For many people, my nonconformity into traditional masculinity raised an immediate red flag that I was different. While little camp 13-year old me made it quite easy to distinguish me from my peers, Elinor Rees, who grew up in Treorchy, had the opposite problem. As a lesbian, she felt confined by her own femininity and into an established heteronormative environment.

“I think that’s why I struggled to come out,” she says, “and spent a large part of my youth with the belief that I had to go out with boys because I was feminine, and therefore I ‘wasn’t gay.’ My family expected me to marry a man and have children with him, because that’s what everyone in the family does.”

Ultimately, growing up queer in a rural, predominantly working class area like the Valleys can feel suffocating once you’ve accepted yourself. There’s a definite tendency for young queer people to fly the nest of their rural beginnings and into bigger, more urban environments. Moving to Birmingham for university was probably one of the most life-affirming things I ever did, and Scott has recently made the move to London. I ask him why he moved, and if the complicated situations he’s left behind had played a part in it. “I think it comes from leaving a bad place, literally and mentally,” he says. “Everything is so much more open in cities, no one cares. You can be yourself and feel more free. It’s a world away when it comes to me being able to be more me.”

“It is far more acceptable to be gay in a city than it would be in the Valleys,” Elinor agrees. “I know I could walk hand-in-hand with my girlfriend with far fewer glares, though I don’t resent the Valleys for it.”
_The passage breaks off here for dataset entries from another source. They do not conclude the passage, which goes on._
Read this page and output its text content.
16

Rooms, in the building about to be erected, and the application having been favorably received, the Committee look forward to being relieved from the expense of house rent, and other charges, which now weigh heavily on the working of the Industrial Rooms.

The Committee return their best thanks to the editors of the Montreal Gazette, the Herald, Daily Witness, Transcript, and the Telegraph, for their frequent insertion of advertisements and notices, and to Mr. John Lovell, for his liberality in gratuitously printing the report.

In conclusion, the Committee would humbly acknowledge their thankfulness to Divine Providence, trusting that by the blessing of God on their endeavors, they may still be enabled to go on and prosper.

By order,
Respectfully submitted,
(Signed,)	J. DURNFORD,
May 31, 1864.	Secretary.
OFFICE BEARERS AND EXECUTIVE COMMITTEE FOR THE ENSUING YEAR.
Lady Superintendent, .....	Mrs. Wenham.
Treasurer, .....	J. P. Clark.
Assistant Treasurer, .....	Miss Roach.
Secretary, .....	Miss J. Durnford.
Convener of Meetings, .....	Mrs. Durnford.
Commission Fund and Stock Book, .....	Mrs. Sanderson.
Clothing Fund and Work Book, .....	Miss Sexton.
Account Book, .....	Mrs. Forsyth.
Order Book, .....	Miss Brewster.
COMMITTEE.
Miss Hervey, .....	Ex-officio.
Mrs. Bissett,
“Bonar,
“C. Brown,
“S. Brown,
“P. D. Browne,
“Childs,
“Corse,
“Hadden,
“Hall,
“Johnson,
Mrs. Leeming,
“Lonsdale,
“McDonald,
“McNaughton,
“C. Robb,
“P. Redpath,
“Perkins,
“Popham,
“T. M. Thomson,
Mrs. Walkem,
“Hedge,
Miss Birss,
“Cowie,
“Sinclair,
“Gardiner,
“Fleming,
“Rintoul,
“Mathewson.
This is an interesting point to make: no matter our struggles with accepting our sexualities and coming out in a place like the Valleys, it’s still our home. It’s where our families live, and we can’t change that. All we can do, as queer people, is support each other and realise that growing up in a place that doesn’t understand us – or wasn’t quite ready for us – wasn’t necessarily a bad thing, it just made us stronger.